Freestanding bags are training bags that are attached to a podium. Depending on the make, this base can be filled with sand or water to keep the bag anchored and prevent it from tipping during training. While the structure, shape, and function of freestanding bags makes them a little lighter and less dense than traditional heavy bags, they’re still very solid and durable. Freestanding bags can be used for cardio kickboxing, conditioning drills, and light technique training for boxing, kickboxing, and MMA.
Popular freestanding bags include the ProForce® Tower Free Standing Bag.
Heavy Bag Training
Heavy bags are extremely durable and their swinging design more accurately recreates the rhythm of fighting. This makes them an ideal training tool for competitive boxers and martial artists, as well as anyone who wants to develop their sparring skills and striking techniques. Heavy bags also can’t be knocked over no matter how hard you hit them, which makes them an excellent choice for anyone who wants to develop their punching and kicking power.
Heavy bag training is a key component of boxing and Muay Thai, and can also be used in kickboxing and mixed martial arts lessons. In a pinch, a heavy bag can also be placed on the floor for grappling and ground and pound drills. The best way to get familiar with heavy bag training is to learn in a class or private training session with a skilled coach. Once you know the basics of heavy bag training techniques and safety, though, you can also start to hit them on your own or with a partner.

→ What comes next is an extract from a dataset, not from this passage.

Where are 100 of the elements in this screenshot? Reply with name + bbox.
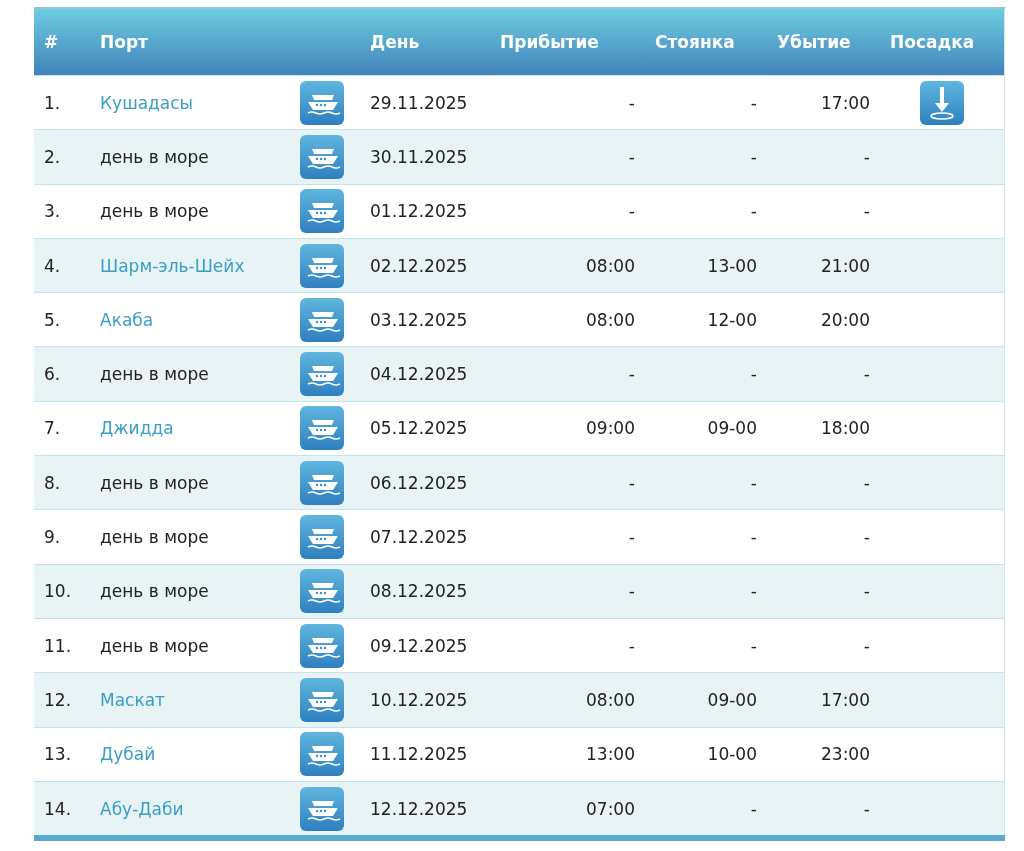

Here’s an example of a heavy bag drill for Muay Thai training:
Freestanding Bag Training
Freestanding bags are convenient and don’t take up a lot of space. They also don’t require a strong ceiling or structure to hang your bag from. As long as you have a few square feet and some materials to fill the weighted base with, you can set up a heavy bag for yourself. This makes them a popular piece of training gear for small training facilities and home gyms. They’re also a great choice for anyone who wants to work on their conditioning and technique at their own pace from the privacy of their own home.
Freestanding bags are good for conditioning training and light technique work in a number of martial arts and combat sports including boxing, kickboxing, MMA, and Karate. They can also be used for cardio kickboxing workouts.
Here’s an example of a freestanding bag drill:
Heavy Bags vs Freestanding Bags
If you’re seriously training for competitive purposes — or considering a professional career in combat sports — you’ll probably want to focus on heavy bag training. If you’re building a home gym and you’re not one hundred percent sure your ceilings can handle the weight, you should definitely invest in a freestanding bag.
For everyone else, choosing between a heavy bag and a freestanding bag for your boxing and kickboxing training is more a matter of personal preference. Do you feel more comfortable hitting and kicking the heavy bag or the freestanding bag? What types of drills do you enjoy doing? What combination of martial arts gear and martial arts training keeps you motivated and inspired? That’s the one you should go with.
If you still can’t decide, you can also use both. Or train on heavy bags at the gym and supplement your training with freestanding bag drills at home.